Esiste un modo antico e allo stesso tempo nuovo per gestire al meglio il lavoro in vigna: il cavallo a traino. L’idea nasce in Borgogna, per sistemare vitigni vecchi anche di un secolo, e Axel ha deciso di (es)portare l’idea (geniale) in Toscana. Ne abbiamo parlato con lui.

 

 

«Il problema del trattore – racconta Axel – riguarda la compattazione del terreno: essendo un mezzo pesante i passaggi ripetitivi danneggiano il terreno, la porosità del suolo e il radicamento della pianta, poiché la vigna ha bisogno di radici profonde, più sono profonde e più sarà in grado di esprimere il terroir nell’uva e, di conseguenza, nel vino;, e possono sopravvivere alla siccità. Il cavallo, oltre ad aiutare la pianta ad avere uno spazio sano, è più lento e preciso rispetto al trattore: come un falegname che costruisce un mobile a mano, ci vuole tempo, quattro volte in più rispetto a un mezzo agricolo, ma c’è un’artigianalità inarrivabile, le piante si controllano una per una, e non vengono colpite».

Il periodo più intenso è la primavera, fino a giugno, poi c’è la vendemmia. Molti viticoltori scelgono il cavallo per la raccolta dell’uva, ma anche per stralciare o effettuare trattamenti naturali: «L’animale – prosegue Axel – è uno strumento che in tante condizioni ha senso, non significa sostituire il trattore, ma in certi contesti è preferibile la forza motrice del cavallo. La zappa è stato il primo strumento usato dall’uomo in agricoltura; non significa che visto che abbiamo inventato il trattore dobbiamo buttarla via».

A Montalcino: «ho lavorato in un vitigno terrazzato, con un passaggio di un solo metro poi c’era il vuoto, un pericolo affrontato senza problemi dal cavallo. A Castelnuovo Berardenga: «in una vigna “ad alberello”, i tralci andavano nell’interno filare e il trattore li rompeva; problema risolto grazie al cavallo che ha reso possibile affrontare il lavoro senza rovinare le radici».

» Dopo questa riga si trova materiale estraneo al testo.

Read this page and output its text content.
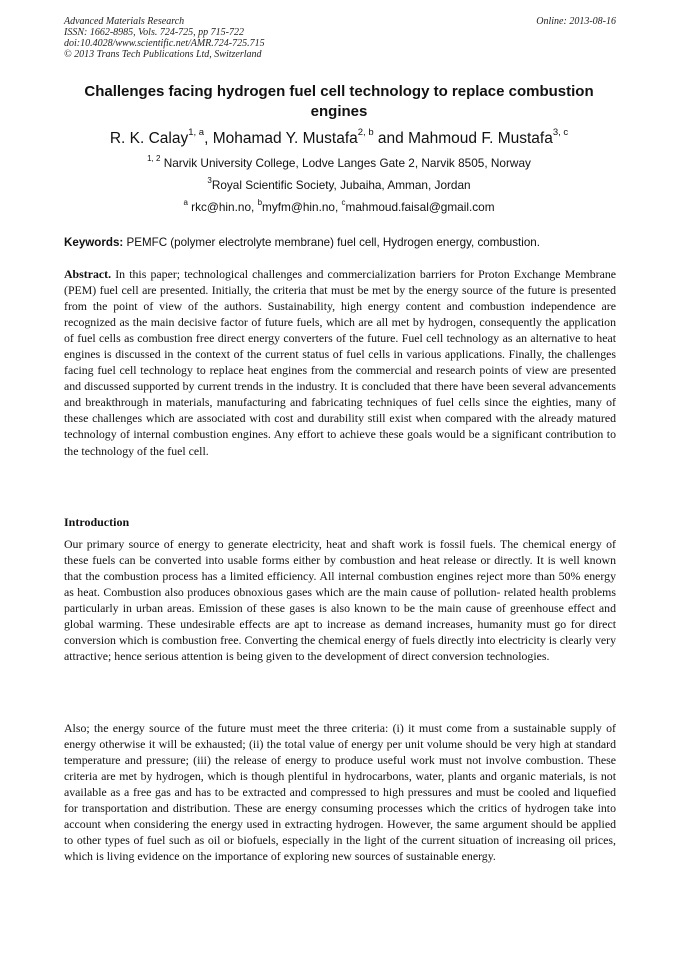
Advanced Materials Research
ISSN: 1662-8985, Vols. 724-725, pp 715-722
doi:10.4028/www.scientific.net/AMR.724-725.715
© 2013 Trans Tech Publications Ltd, Switzerland
Online: 2013-08-16
Challenges facing hydrogen fuel cell technology to replace combustion engines
R. K. Calay$^{1, a}$, Mohamad Y. Mustafa$^{2, b}$ and Mahmoud F. Mustafa$^{3, c}$
$^{1, 2}$ Narvik University College, Lodve Langes Gate 2, Narvik 8505, Norway
$^3$Royal Scientific Society, Jubaiha, Amman, Jordan
$^a$ rkc@hin.no, $^b$myfm@hin.no, $^c$mahmoud.faisal@gmail.com
Keywords: PEMFC (polymer electrolyte membrane) fuel cell, Hydrogen energy, combustion.
Abstract. In this paper; technological challenges and commercialization barriers for Proton Exchange Membrane (PEM) fuel cell are presented. Initially, the criteria that must be met by the energy source of the future is presented from the point of view of the authors. Sustainability, high energy content and combustion independence are recognized as the main decisive factor of future fuels, which are all met by hydrogen, consequently the application of fuel cells as combustion free direct energy converters of the future. Fuel cell technology as an alternative to heat engines is discussed in the context of the current status of fuel cells in various applications. Finally, the challenges facing fuel cell technology to replace heat engines from the commercial and research points of view are presented and discussed supported by current trends in the industry. It is concluded that there have been several advancements and breakthrough in materials, manufacturing and fabricating techniques of fuel cells since the eighties, many of these challenges which are associated with cost and durability still exist when compared with the already matured technology of internal combustion engines. Any effort to achieve these goals would be a significant contribution to the technology of the fuel cell.
Introduction
Our primary source of energy to generate electricity, heat and shaft work is fossil fuels. The chemical energy of these fuels can be converted into usable forms either by combustion and heat release or directly. It is well known that the combustion process has a limited efficiency. All internal combustion engines reject more than 50% energy as heat. Combustion also produces obnoxious gases which are the main cause of pollution- related health problems particularly in urban areas. Emission of these gases is also known to be the main cause of greenhouse effect and global warming. These undesirable effects are apt to increase as demand increases, humanity must go for direct conversion which is combustion free. Converting the chemical energy of fuels directly into electricity is clearly very attractive; hence serious attention is being given to the development of direct conversion technologies.
Also; the energy source of the future must meet the three criteria: (i) it must come from a sustainable supply of energy otherwise it will be exhausted; (ii) the total value of energy per unit volume should be very high at standard temperature and pressure; (iii) the release of energy to produce useful work must not involve combustion. These criteria are met by hydrogen, which is though plentiful in hydrocarbons, water, plants and organic materials, is not available as a free gas and has to be extracted and compressed to high pressures and must be cooled and liquefied for transportation and distribution. These are energy consuming processes which the critics of hydrogen take into account when considering the energy used in extracting hydrogen. However, the same argument should be applied to other types of fuel such as oil or biofuels, especially in the light of the current situation of increasing oil prices, which is living evidence on the importance of exploring new sources of sustainable energy.
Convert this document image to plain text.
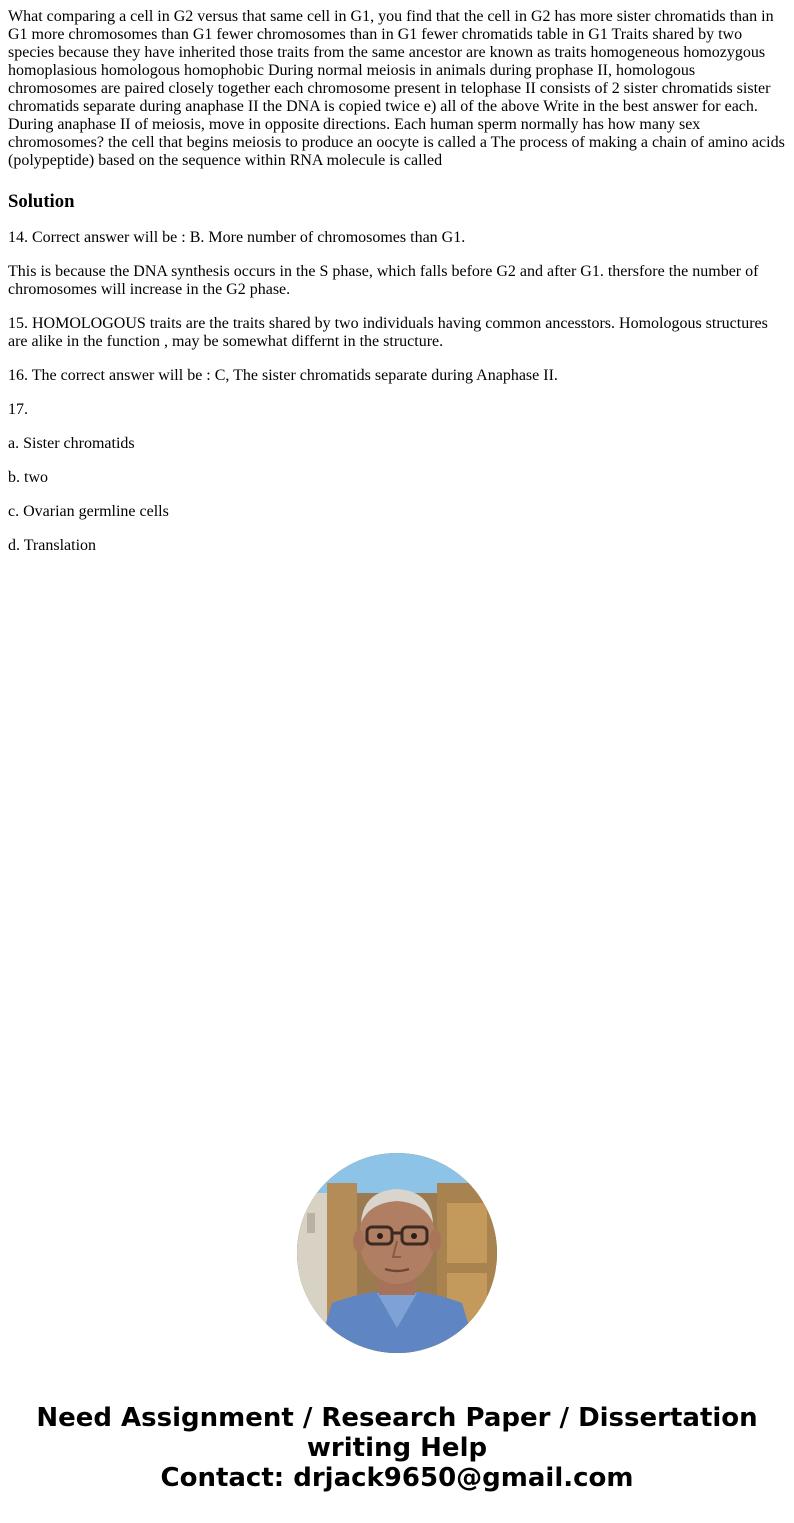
What comparing a cell in G2 versus that same cell in G1, you find that the cell in G2 has more sister chromatids than in G1 more chromosomes than G1 fewer chromosomes than in G1 fewer chromatids table in G1 Traits shared by two species because they have inherited those traits from the same ancestor are known as traits homogeneous homozygous homoplasious homologous homophobic During normal meiosis in animals during prophase II, homologous chromosomes are paired closely together each chromosome present in telophase II consists of 2 sister chromatids sister chromatids separate during anaphase II the DNA is copied twice e) all of the above Write in the best answer for each. During anaphase II of meiosis, move in opposite directions. Each human sperm normally has how many sex chromosomes? the cell that begins meiosis to produce an oocyte is called a The process of making a chain of amino acids (polypeptide) based on the sequence within RNA molecule is called

Solution

14. Correct answer will be : B. More number of chromosomes than G1.

This is because the DNA synthesis occurs in the S phase, which falls before G2 and after G1. thersfore the number of chromosomes will increase in the G2 phase.

15. HOMOLOGOUS traits are the traits shared by two individuals having common ancesstors. Homologous structures are alike in the function , may be somewhat differnt in the structure.

16. The correct answer will be : C, The sister chromatids separate during Anaphase II.

17.

a. Sister chromatids

b. two

c. Ovarian germline cells

d. Translation

Need Assignment / Research Paper / Dissertation
writing Help
Contact: drjack9650@gmail.com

Gli animali, bellissimi e maestosi, arrivano dalla Francia, hanno 8 e 9 anni e sfiorano la tonnellata di peso: «è una razza da tiro, nata per il lavoro e si intuisce dalla struttura ossea, hanno voglia di andare, è un’abitudine, non fanno mai resistenza. Ognuno di loro ha un carattere, e si crea una relazione quotidiana, stiamo insieme otto ore al giorno».

In Italia Axel, francese ma toscano d’adozione, è quasi l’unico a effettuare questo tipo di lavori: «Oltralpe è una pratica molto diffusa rispetto all’Italia, si tratta di un lavoro tecnico che richiede conoscenze su cavalli, terra, attrezzatura, tempi e modalità; ogni condizione è diversa, servono passione e anni di pratica, ma la soddisfazione è grande. Ad oggi – sottolinea – lavoro per mezza dozzina di aziende scelte».

Il lato dell’ecologia ha il suo valore: «non inquini, e a livello agronomico, oltre a non compattare il terreno, siamo precisi, poi c’è una componente di piacere visivo/estetico che coincide con la visione di un animale in mezzo a un filare, piace molto anche ai bambini e si percepisce un’energia diversa». La trazione animale è uno strumento da aggiungere alla cassetta degli attrezzi. «È un tempo, il nostro, dove bisogna valorizzare la lentezza, il cavallo entra in questo contesto di cambiamento filosofico».

Un grazie al Podere Forte: «il proprietario Pasquale Forte è stato il primo a credere in questo lavoro, essendo una cosa nuova c’era qualche diffidenza». Ecco le aziende che si affidano a Axel: «a Montalcino lavoro per la Màté Winery; nel Chianti per la viticoltrice Giovanna Morganti del Podere le Boncie; a Castiglione d’Orcia per il podere Forte; a Siena per Jem Macy, un’americana che coltiva un vitigno per produrre poche bottiglie di vino chiamato le Fanciulle». Insomma, le eccellenze scelgono i cavalli.